December 10, 1990 will go down in the history of Bangladesh as the day that saw the ouster of the hated military dictator Hossain Mohammad Ershad. What has passed many of us by since; Ershad was overthrown by a youth led mass movement. Fed up with the incessant chicanery of their “leaders” in their dealings with the dictator of nearly a decade, it was the only time that the youth front of Awami League, BNP and even Jamaat joined hand in an unprecedented display of unity – the rest is history. For the political landscape it was to see the return of semblance of representative democracy after 1975, a wait of almost 15 years. On the cultural landscape it would usher in a new era, where freedom of expressions, denied and subverted for decades were to be restored and enter center stage of popular imagination.
The other historical event was the first ever open air concert held by Bangladesh Musical Bands Association (BAMBA) on December 16, 1990 at the Mall Square of Dhaka University – the same spot, where over a dozen students were killed in a last ditch gun battle with the henchman of the dictator. Over 50,000 people thronged the Mall to witness the free concert where more than 15 rock bands celebrated freedom away from the clutches of dictatorship. The momentous concert ended on a heartening note that evening, with an hour long performance by Shahjahan Munshi the visually challenged Baul from Manikgang.
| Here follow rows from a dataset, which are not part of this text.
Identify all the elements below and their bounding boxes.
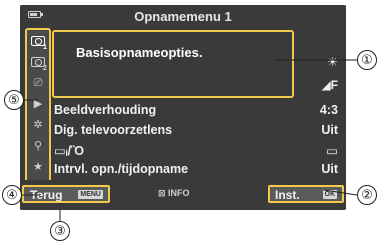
custom-menu-icon[interactable]: ✲ — [27, 116, 49, 134]
menu-item-value: 4:3 — [319, 103, 338, 117]
callout-1: ① — [357, 50, 377, 70]
menu-title: Opnamemenu 1 — [134, 9, 232, 24]
white-balance-glyph: ☀ — [327, 55, 338, 69]
menu-tabs-sidebar: 1 2 ⎚ ▶ ✲ ⚲ ★ — [25, 28, 51, 184]
menu-item-value: Uit — [321, 162, 338, 176]
info-indicator: ⊠ INFO — [158, 188, 190, 198]
ok-key-icon: OK — [322, 190, 337, 199]
menu-item-value: Uit — [321, 123, 338, 137]
tab-glyph: ▶ — [33, 98, 43, 110]
white-balance-icon: ☀ — [327, 55, 338, 69]
setup-menu-icon[interactable]: ⚲ — [27, 137, 49, 155]
my-menu-icon[interactable]: ★ — [27, 158, 49, 176]
shooting-menu-1-icon[interactable]: 1 — [27, 32, 49, 51]
callout-3: ③ — [50, 221, 70, 241]
callout-5: ⑤ — [4, 90, 24, 110]
playback-menu-icon[interactable]: ▶ — [27, 95, 49, 113]
title-bar: Opnamemenu 1 — [20, 5, 346, 27]
menu-item-digital-teleconverter[interactable]: Dig. televoorzetlens Uit — [54, 121, 338, 139]
menu-item-label: Beeldverhouding — [54, 103, 157, 117]
callout-4: ④ — [2, 185, 22, 205]
menu-item-label: Dig. televoorzetlens — [54, 123, 173, 137]
tab-glyph: ⎚ — [33, 77, 43, 89]
menu-item-interval-timelapse[interactable]: Intrvl. opn./tijdopname Uit — [54, 160, 338, 178]
tab-glyph: ★ — [33, 161, 43, 173]
image-quality-icon: ◢F — [321, 78, 338, 92]
menu-item-value: ▭ — [326, 144, 338, 158]
video-menu-icon[interactable]: ⎚ — [27, 74, 49, 92]
set-button[interactable]: Inst. OK — [268, 185, 344, 203]
help-text: Basisopnameopties. — [76, 45, 203, 60]
menu-item-drive-self-timer[interactable]: ▭ᵢ/Ὃ ▭ — [54, 141, 338, 159]
back-button-label: Terug — [30, 188, 63, 202]
help-popup: Basisopnameopties. — [52, 30, 294, 98]
menu-key-icon: MENU — [78, 190, 103, 199]
callout-2: ② — [357, 185, 377, 205]
menu-item-aspect-ratio[interactable]: Beeldverhouding 4:3 — [54, 101, 338, 119]
menu-item-label: ▭ᵢ/Ὃ — [54, 144, 85, 158]
camera-menu-screen: Opnamemenu 1 1 2 ⎚ ▶ ✲ ⚲ ★ Beeldverhouding 4:3… — [20, 5, 346, 210]
menu-item-label: Intrvl. opn./tijdopname — [54, 162, 189, 176]
image-quality-glyph: ◢F — [321, 78, 338, 92]
back-button[interactable]: Terug MENU — [22, 185, 110, 203]
shooting-menu-2-icon[interactable]: 2 — [27, 53, 49, 72]
tab-glyph: ✲ — [33, 119, 43, 131]
bottom-bar: Terug MENU ⊠ INFO Inst. OK — [20, 180, 346, 210]
tab-glyph: ⚲ — [33, 140, 43, 152]
set-button-label: Inst. — [275, 188, 300, 202]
Rock and Baul music tied a symbolic thread of commonality and unity on the day – and that was only a demonstration of newer things to appear on the horizon. Urban mainstream and rural “cultures” merged and as if by providence were set to rock in a manner unseen. The winds of change following the historical BAMBA concert saw rock music - stunted post-1975, re-emerge with strength and vitality – and together a noticeable shift in repertoire and listening habits of the audience. From 1990 onwards newer and unheard of genres entered the Bengali soundscape. From pop rock, hard rock to thrash metal, to heavy metal and jazz-rock fusion etc, very quickly and resolutely became powerful musical genres in Bangladesh.
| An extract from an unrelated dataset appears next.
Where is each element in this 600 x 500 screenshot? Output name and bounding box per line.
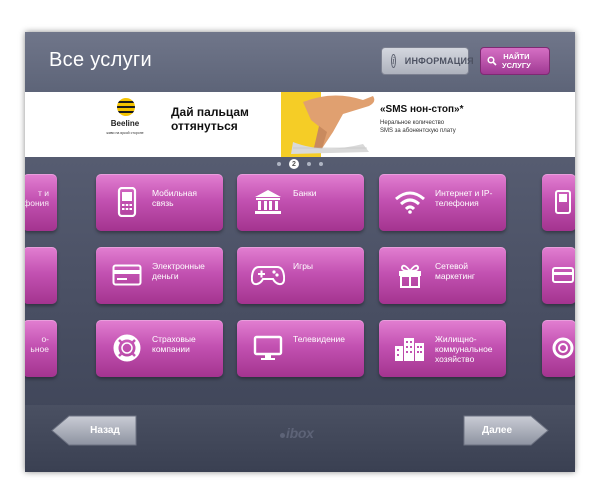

A young and appreciative audience was also lapping up Baul music for they realized and recognized that Bauls were part of our forefather’s rebellion against any form of oppression. Baul was our ancient roots rock tradition and the young just did not stop by giving it tokenistic lip service. Baul fusion was in fact just a few years away from happening. In 1996 the legendary band Feedback (the author was then its lead vocalist) much to the surprise of their urban fan based, launched a complete Baul fusion album. Titled “Bauliana” – the album show cased the possibilities of interpreting Baul music in a global music format. Experimenting not only with the works of Fakir Lalon Shah and other masters of some 200 years, the band notched up their presentations by including living Bauls themselves in the album.
The legendary Hiru Shah the oldest living Baul of the Lalon Shrine at the time and Santosh Baul of Bhanga, Faridpur (both now deceased) were featured in the album, that saw the beginning of a process of Masters joining in an urban production. “Bauliana” was the first Baul fusion album in the history of Bangladesh and was an instant “crossover hit” endearing the band not only to their existing fan base, but also in rural Bangladesh – where it also gave listeners a foretaste of the unique and emerging rock music movement.
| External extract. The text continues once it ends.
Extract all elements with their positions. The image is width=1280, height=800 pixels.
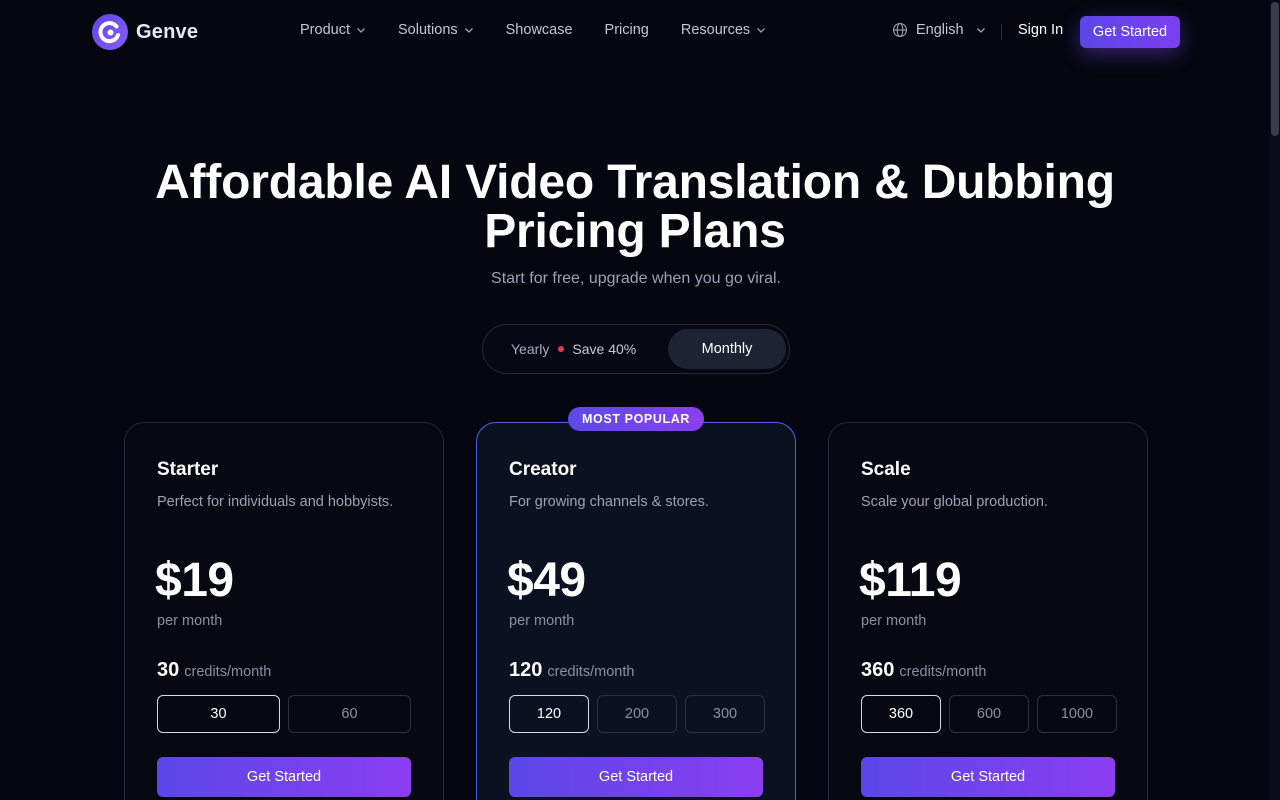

The process of soul searching and introspection that is fundamental in Baul music and its philosophy soon became an ongoing praxis among new Baul fusion exponents - the majority of whom were from a generation that was born after the Liberation War of 1971. The Fine Arts Faculty campus in Dhaka University organised for the very first time a proper “Shadhu Shongo” with hundred of Bauls and Shadu Gurus in attendance. The times also opened up scopes for much younger Bauls emerging from the Akhara tradition to come to Dhaka to perform and record their works without been treated as “village bumpkins!” Outwardly the most potent indicator was; newer Baul music forms with the Akhara tradition notwithstanding, led to appreciation that had nothing in common with the closed, cliche and somewhat intolerant attitudes of the previous generation.